Sunday, April 13, 2014

Power-Points from the February 25th Canadian Space Agency Meeting

          by Chuck Black

The Concordia Institute of Aerospace Design and Innovation (CIADI) has posted presentations from what the Canadian Space Agency (CSA) has billed as its 1st "Annual Space Summit," which was held at CSA headquarters in Longueuil, PQ, on February 25th.

As outlined on the March 24th, 2014 post on the CIADI website, the CSA event focused on the specifics of the Federal government strategy to implement Canada's space policy framework, first announced by industry minister James Moore on February 7th, 2014.

But while the broad outlines of the day's activities were well known and previously discussed in a variety of publications (including the February 24th, 2014 blog post "the Casablanca of Space Conferences"), the devil is always in the details.

Walt Natynczyk. Photo c/o CSA.
Fortunately the people responsible for filling in those details were present for the event. They included Col. Andre Dupuis, the director of space development at the Department of National Defence (DND), who spoke on the topic of Integrating Space in Canadian Forces Operations; John T. Weaver from the Defence Research and Development Canada (DRDC) Ottawa research centre who discussed the DRDC Space Science and Technology Program; Prashant Shukle, the director general of the Canada Centre for Mapping and Earth Observation, who assessed issues involved with Innovating to Increase the Impact of Earth Observation (EO) & Geomatics in Canada; Michael Manore, the director of monitoring strategies for the Meteorological Service of Canada (MSC) who assessed the Space Activities and Priorities of Environment Canada and even Walter Natynczyk, the generally publicity shy CSA president who dropped in for an overview of how the CSA intends to Implement Canada's Space Policy Framework.

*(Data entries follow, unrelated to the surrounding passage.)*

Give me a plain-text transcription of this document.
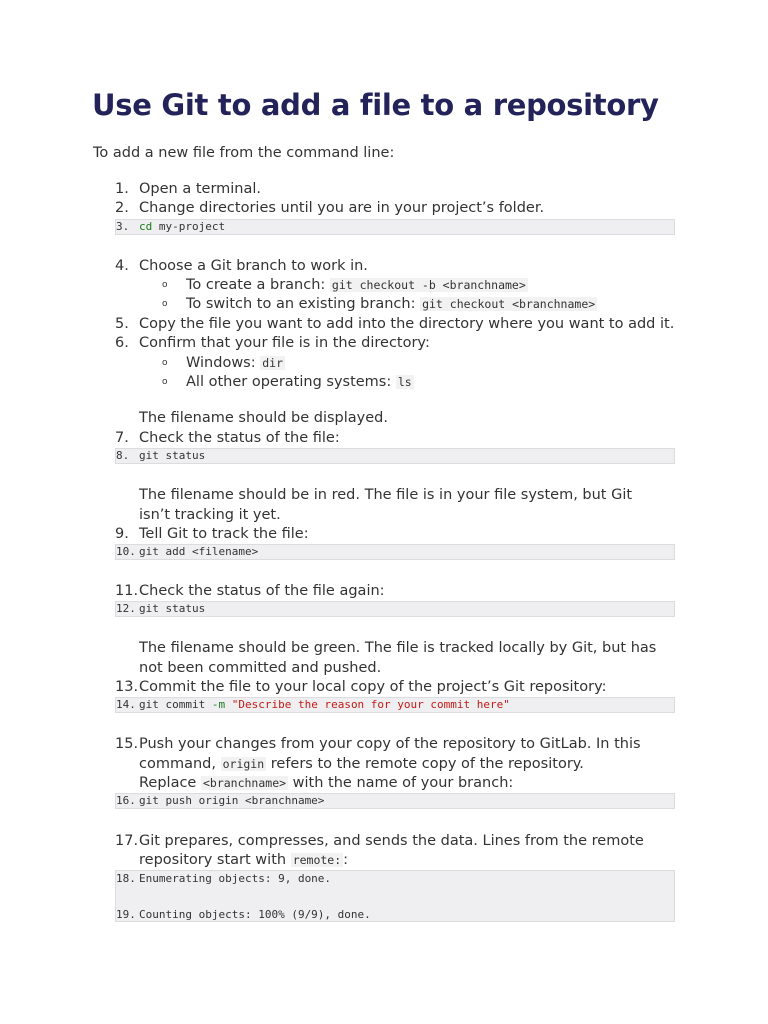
Use Git to add a file to a repository
To add a new file from the command line:
1. Open a terminal.
2. Change directories until you are in your project’s folder.
3. cd my-project
4. Choose a Git branch to work in.
o To create a branch: git checkout -b <branchname>
o To switch to an existing branch: git checkout <branchname>
5. Copy the file you want to add into the directory where you want to add it.
6. Confirm that your file is in the directory:
o Windows: dir
o All other operating systems: ls
The filename should be displayed.
7. Check the status of the file:
8. git status
The filename should be in red. The file is in your file system, but Git isn’t tracking it yet.
9. Tell Git to track the file:
10. git add <filename>
11. Check the status of the file again:
12. git status
The filename should be green. The file is tracked locally by Git, but has not been committed and pushed.
13. Commit the file to your local copy of the project’s Git repository:
14. git commit -m "Describe the reason for your commit here"
15. Push your changes from your copy of the repository to GitLab. In this
command, origin refers to the remote copy of the repository.
Replace <branchname> with the name of your branch:
16. git push origin <branchname>
17. Git prepares, compresses, and sends the data. Lines from the remote
repository start with remote: :
18. Enumerating objects: 9, done.
19. Counting objects: 100% (9/9), done.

The day also included workshops on a number of themes including the commercialization of government funded technologies, the development of innovation processes and key industry capabilities, the future of Canadian contributions to the International Space Station (ISS) and other space exploration initiatives, how the Federal government perceives its role in Earth observation and satellite services, how the Federal government perceives that government, industry and universities will work together to encourage innovation plus the role of stakeholder in the process and how to manage them.

A cursory reading of the day's presentations suggests an almost complete acceptance of the recommendations of the David Emerson led Aerospace Review as outlined in the December 12th, 2012 post "What the Space Volume of the Aerospace Review Actually Says." 

But there is also at least the suggestion that CSA still perceives itself as being able to manage and influence the processes related to Canadian space activities.

As outlined in the February 15th, 2010 post "Ottawa Citizen: "Where did that Long Term Space Plan Go?" that perception might just be an artifact of an earlier era.